The film opens with the birth of Estella (Cruella is the name of her evil alter ego), already with two-toned black and white hair. Then it spends its sweet time showing us her school years with Anita, the death of her mother (Emily Beecham) at the paws of some mean dalmations, and her meeting Horace and Jasper. While the screenwriting axiom goes “show, don’t tell,” after this and Army of the Dead, it seems like Hollywood has forgotten you don’t have to do either if it isn’t essential to the story. After an extended montage showing Estella, Horace, and Jasper grifting their way into adulthood (and into being played by (Emma Stone, Paul Walter Hauser, and Joel Fry, respectively), Jasper grifts Estella into being a custodian at a posh London department store. After a late night cleaning session turns into Estella making over a shop window, it catches the eye of The Baroness (Emma Thompson), who asks the young girl to come work for her fashion house.
All of the action is underscored by a soundtrack my mom will definitely buy at Target in the next few weeks. Chock full of FM radio classics, it manages to squeeze in Supertramp, ELO, The Clash, Nina Simone, Queen, and Ike and Tina Turner along with covers of other staples. Combined with the screenplay’s need to show us every moment of the characters life and Gillespie’s predilection for montage, the first hour or so is downright exhausting. Occasionally it is entertaining, but it mostly amounts to unneeded setup for the later acts.

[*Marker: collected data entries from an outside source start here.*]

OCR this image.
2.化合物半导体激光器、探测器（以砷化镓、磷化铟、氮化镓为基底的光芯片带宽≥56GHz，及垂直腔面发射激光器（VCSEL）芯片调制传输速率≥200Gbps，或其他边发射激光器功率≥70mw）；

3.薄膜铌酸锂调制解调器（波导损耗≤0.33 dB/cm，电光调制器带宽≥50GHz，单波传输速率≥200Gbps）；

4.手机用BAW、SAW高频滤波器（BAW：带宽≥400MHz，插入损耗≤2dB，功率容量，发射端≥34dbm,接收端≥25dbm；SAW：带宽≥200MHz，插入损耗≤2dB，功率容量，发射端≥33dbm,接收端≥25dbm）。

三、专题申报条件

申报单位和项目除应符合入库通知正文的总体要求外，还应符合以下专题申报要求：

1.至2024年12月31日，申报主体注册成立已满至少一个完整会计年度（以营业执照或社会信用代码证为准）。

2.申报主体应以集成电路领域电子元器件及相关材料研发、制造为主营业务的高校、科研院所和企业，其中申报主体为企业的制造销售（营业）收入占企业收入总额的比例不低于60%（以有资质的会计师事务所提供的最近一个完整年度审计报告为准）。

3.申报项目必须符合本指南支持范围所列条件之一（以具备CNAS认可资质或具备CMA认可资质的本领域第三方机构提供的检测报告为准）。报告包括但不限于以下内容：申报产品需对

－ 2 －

The best sequences in the film revolve around the growing mentorship/rivalry between Estella and The Baroness. They are a showcase for the real reason to see this movie: the designs. While the period aspects of the aesthetics are sometimes hard to place, as Cruella draws on everything from couture to punk rock, the theatricality of the costumes and the way they are revealed within the movie’s many montages are exceptional. The duel between Estella/Cruella and The Baroness, playing out at galas and in the pages of fashion magazines, is where it shines, evoking everything from The Hunger Games to The Thomas Crown Affair (the Pierce Brosnan one).

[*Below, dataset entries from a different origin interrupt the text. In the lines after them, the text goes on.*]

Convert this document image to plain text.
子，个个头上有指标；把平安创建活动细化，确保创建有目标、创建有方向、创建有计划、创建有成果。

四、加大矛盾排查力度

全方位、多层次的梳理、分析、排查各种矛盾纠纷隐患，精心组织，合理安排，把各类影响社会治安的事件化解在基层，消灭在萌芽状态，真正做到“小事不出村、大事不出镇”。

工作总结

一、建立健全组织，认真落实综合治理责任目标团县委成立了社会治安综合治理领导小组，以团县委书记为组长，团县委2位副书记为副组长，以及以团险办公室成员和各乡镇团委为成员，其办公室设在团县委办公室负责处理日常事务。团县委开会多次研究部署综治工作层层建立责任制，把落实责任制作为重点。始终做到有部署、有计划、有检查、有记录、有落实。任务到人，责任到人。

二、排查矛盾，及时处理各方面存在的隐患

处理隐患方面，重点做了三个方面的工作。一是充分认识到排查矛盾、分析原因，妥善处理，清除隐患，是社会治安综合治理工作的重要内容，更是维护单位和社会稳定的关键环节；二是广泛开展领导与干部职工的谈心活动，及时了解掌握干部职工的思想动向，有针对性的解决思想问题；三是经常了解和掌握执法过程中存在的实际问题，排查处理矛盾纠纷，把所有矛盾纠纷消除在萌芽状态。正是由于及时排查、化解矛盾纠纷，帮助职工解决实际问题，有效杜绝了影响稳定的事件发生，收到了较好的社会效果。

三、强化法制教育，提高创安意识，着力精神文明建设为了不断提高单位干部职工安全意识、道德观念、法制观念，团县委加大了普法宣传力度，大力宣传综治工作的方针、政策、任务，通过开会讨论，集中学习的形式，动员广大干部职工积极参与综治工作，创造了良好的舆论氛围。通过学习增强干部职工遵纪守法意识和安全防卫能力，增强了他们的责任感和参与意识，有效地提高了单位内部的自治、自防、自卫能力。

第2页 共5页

Emma Thompson’s role is clearly patterned after Miranda Priestly–the Anna Wintour stand-in played by Meryl Streep in The Devil Wears Prada–and it is clear that, like Streep, Thompson is relishing the idea of playing an unrepentant character. Oddly, however, her character is far more coherent than Cruella. There is a scene where The Baroness relates over lunch that everything between you and success is an obstacle, and why bother having feelings for obstacles? It’s an awful and selfish worldview, but it provides insight into a more focused version of this story.

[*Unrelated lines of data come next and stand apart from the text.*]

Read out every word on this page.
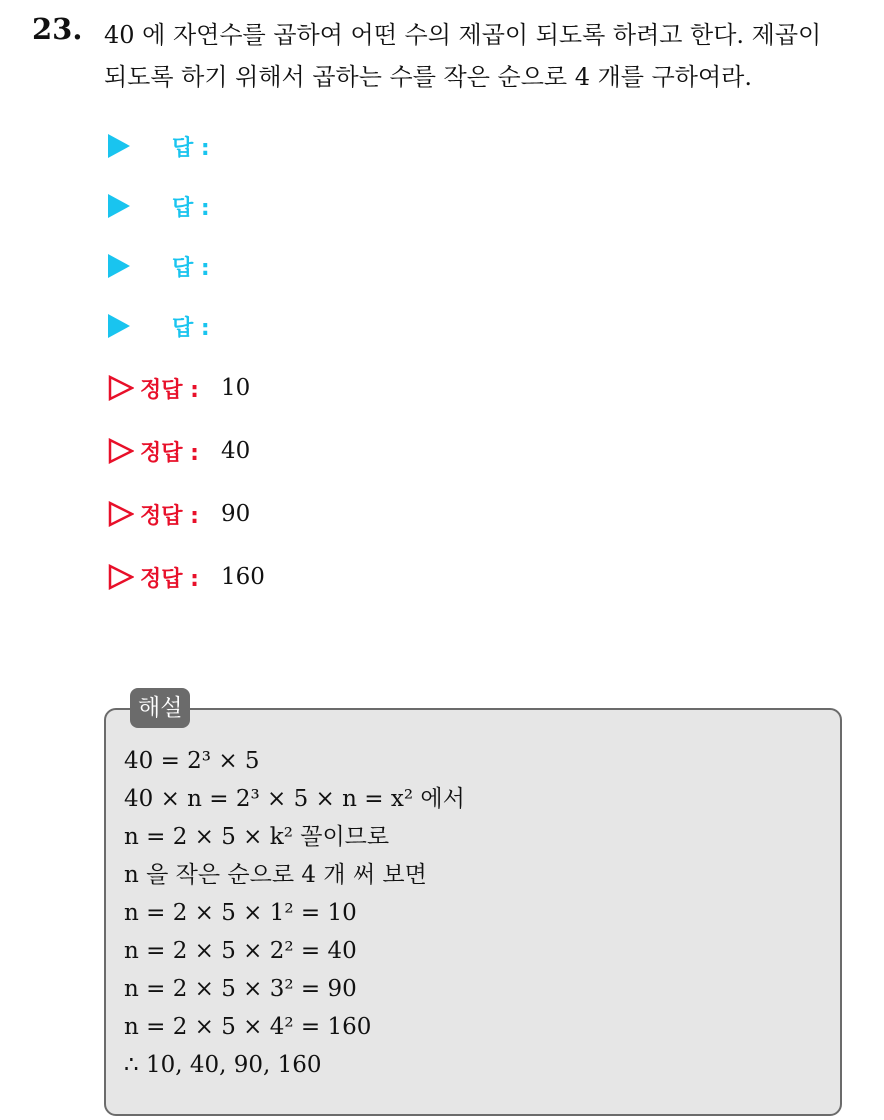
23. 40 에 자연수를 곱하여 어떤 수의 제곱이 되도록 하려고 한다. 제곱이
되도록 하기 위해서 곱하는 수를 작은 순으로 4 개를 구하여라.
답 :
답 :
답 :
답 :
정답 : 10
정답 : 40
정답 : 90
정답 : 160
해설
40 = 2³ × 5
40 × n = 2³ × 5 × n = x² 에서
n = 2 × 5 × k² 꼴이므로
n 을 작은 순으로 4 개 써 보면
n = 2 × 5 × 1² = 10
n = 2 × 5 × 2² = 40
n = 2 × 5 × 3² = 90
n = 2 × 5 × 4² = 160
∴ 10, 40, 90, 160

For its protagonist, Cruella draws more on Marvel’s Loki–a mischief-making meddler, starved for attention–than it does on, say, Jordan Belfort. They want Cruella to be bad, but not the paragon of evil she was in the animated film or the 1996 version played by Glenn Close. But this misses why we like villains. They are memorable for their garish and exaggerated forms, and the way they can say what they feel without giving a thought to how it impacts others. There’s a bit of wish fulfillment in a good villain story, but Cruella is never allowed indulge in the kind of villainy that would earn her the description: “to see her is to
take a sudden chill.” Sadly, her bark is worse than her bite.